My colleague whose kids are 20s and 30s said sonething so lovely to me that he has spent their whole lives thinking “THIS is the perfect age, don’t get any older as you’re just amazing!” And he still thinks it now as they just have fun and are amazing people and I just love that idea that they can be amazing at every age 😍 (although of course the opposite is true and they can have their moments at every age too 🤪).

I’d go with grey rocking anything that’s competitive. Or just sort of change the subject or deliberately misunderstand what she’s saying, so respond…

To any comment: ”Mmm… lovely weather today, have you been to the lido recently?”

”ha, it’s not a competition!”

re: weight… “yeah, not really on my agenda right now…”

”ok… so, fancy a coffee?” (Scurry off to get coffee). Also “just popping to the loo!”.

To comments on kids ages: “Aw, they’ll always be babies to us won’t they?”

Just break her train of thought so you don’t have to carry on in the conversation.

SaltyChocolate · 01/08/2024 18:43

I don't think you need humour, you just need to be completely blunt. Maybe with a dash of humour 🤣

the7Vabo · 01/08/2024 19:08

RaspberryBeretxx · 01/08/2024 18:31

She sounds really annoying. So bloody weird calling a 4 yo child “middle aged”! Or any age child tbh, it’s be strange if someone called my 12 yo middle aged!

My colleague whose kids are 20s and 30s said sonething so lovely to me that he has spent their whole lives thinking “THIS is the perfect age, don’t get any older as you’re just amazing!” And he still thinks it now as they just have fun and are amazing people and I just love that idea that they can be amazing at every age 😍 (although of course the opposite is true and they can have their moments at every age too 🤪).

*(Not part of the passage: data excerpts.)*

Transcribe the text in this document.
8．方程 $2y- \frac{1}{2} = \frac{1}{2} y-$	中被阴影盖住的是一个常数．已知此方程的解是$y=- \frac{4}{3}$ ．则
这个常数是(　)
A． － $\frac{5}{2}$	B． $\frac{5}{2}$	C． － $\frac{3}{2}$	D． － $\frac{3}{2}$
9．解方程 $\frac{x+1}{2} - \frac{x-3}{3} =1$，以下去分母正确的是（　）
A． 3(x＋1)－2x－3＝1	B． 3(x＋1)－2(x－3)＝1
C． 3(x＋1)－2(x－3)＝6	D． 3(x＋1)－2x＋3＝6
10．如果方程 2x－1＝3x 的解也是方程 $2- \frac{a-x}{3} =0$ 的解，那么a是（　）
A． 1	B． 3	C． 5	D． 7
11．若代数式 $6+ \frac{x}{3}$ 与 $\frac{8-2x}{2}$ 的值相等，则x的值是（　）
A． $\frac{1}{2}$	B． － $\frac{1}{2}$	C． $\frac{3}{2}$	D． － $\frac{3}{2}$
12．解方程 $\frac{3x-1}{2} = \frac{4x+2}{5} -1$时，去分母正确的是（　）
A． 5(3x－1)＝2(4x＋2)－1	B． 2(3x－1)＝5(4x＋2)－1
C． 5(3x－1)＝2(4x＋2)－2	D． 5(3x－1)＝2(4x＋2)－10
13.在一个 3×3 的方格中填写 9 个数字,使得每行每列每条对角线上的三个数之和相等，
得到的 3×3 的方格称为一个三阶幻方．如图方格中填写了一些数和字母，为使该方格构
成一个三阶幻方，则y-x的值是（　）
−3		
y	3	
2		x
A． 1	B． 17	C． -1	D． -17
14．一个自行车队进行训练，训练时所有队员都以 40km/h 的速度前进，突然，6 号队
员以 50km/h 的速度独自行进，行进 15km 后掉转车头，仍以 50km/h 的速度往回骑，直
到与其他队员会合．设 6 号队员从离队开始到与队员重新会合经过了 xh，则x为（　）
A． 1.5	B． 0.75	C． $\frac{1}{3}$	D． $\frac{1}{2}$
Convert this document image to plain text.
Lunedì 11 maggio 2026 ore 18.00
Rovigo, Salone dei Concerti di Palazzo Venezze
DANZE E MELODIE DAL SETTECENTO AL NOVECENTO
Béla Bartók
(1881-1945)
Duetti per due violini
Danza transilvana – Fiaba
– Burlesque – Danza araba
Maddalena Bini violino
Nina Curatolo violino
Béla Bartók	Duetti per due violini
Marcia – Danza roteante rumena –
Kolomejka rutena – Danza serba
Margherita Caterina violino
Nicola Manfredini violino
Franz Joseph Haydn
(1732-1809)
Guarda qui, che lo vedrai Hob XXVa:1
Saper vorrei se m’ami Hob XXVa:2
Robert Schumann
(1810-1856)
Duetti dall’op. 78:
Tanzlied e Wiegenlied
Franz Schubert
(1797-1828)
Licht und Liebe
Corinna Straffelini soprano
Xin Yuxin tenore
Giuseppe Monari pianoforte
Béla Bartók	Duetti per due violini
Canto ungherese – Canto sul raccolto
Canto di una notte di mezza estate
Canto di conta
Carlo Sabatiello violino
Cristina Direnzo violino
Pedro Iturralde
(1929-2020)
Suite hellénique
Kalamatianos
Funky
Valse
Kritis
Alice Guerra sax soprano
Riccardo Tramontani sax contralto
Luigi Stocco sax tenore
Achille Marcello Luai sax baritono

I’d go with grey rocking anything that’s competitive. Or just sort of change the subject or deliberately misunderstand what she’s saying, so respond…

To any comment: ”Mmm… lovely weather today, have you been to the lido recently?”

”ha, it’s not a competition!”

re: weight… “yeah, not really on my agenda right now…”

”ok… so, fancy a coffee?” (Scurry off to get coffee). Also “just popping to the loo!”.

To comments on kids ages: “Aw, they’ll always be babies to us won’t they?”

Just break her train of thought so you don’t have to carry on in the conversation.

That’s such a lovely sentiment from your colleagues. Sometimes I get a moment of sadness that I’ll never meet my babies again. Even though my second was a lot of work as a baby!
it also explains a lot of why I struggle to let her age comments wash off me, because I’m a little bit sad anyways and then she comes along with her “you’re done”, “a 2 year old is not a baby”. I think she also feels sentimental about her girls getting older but deals with it like she deals with everything else by being competitive.

Good suggestions re breaking the conversation.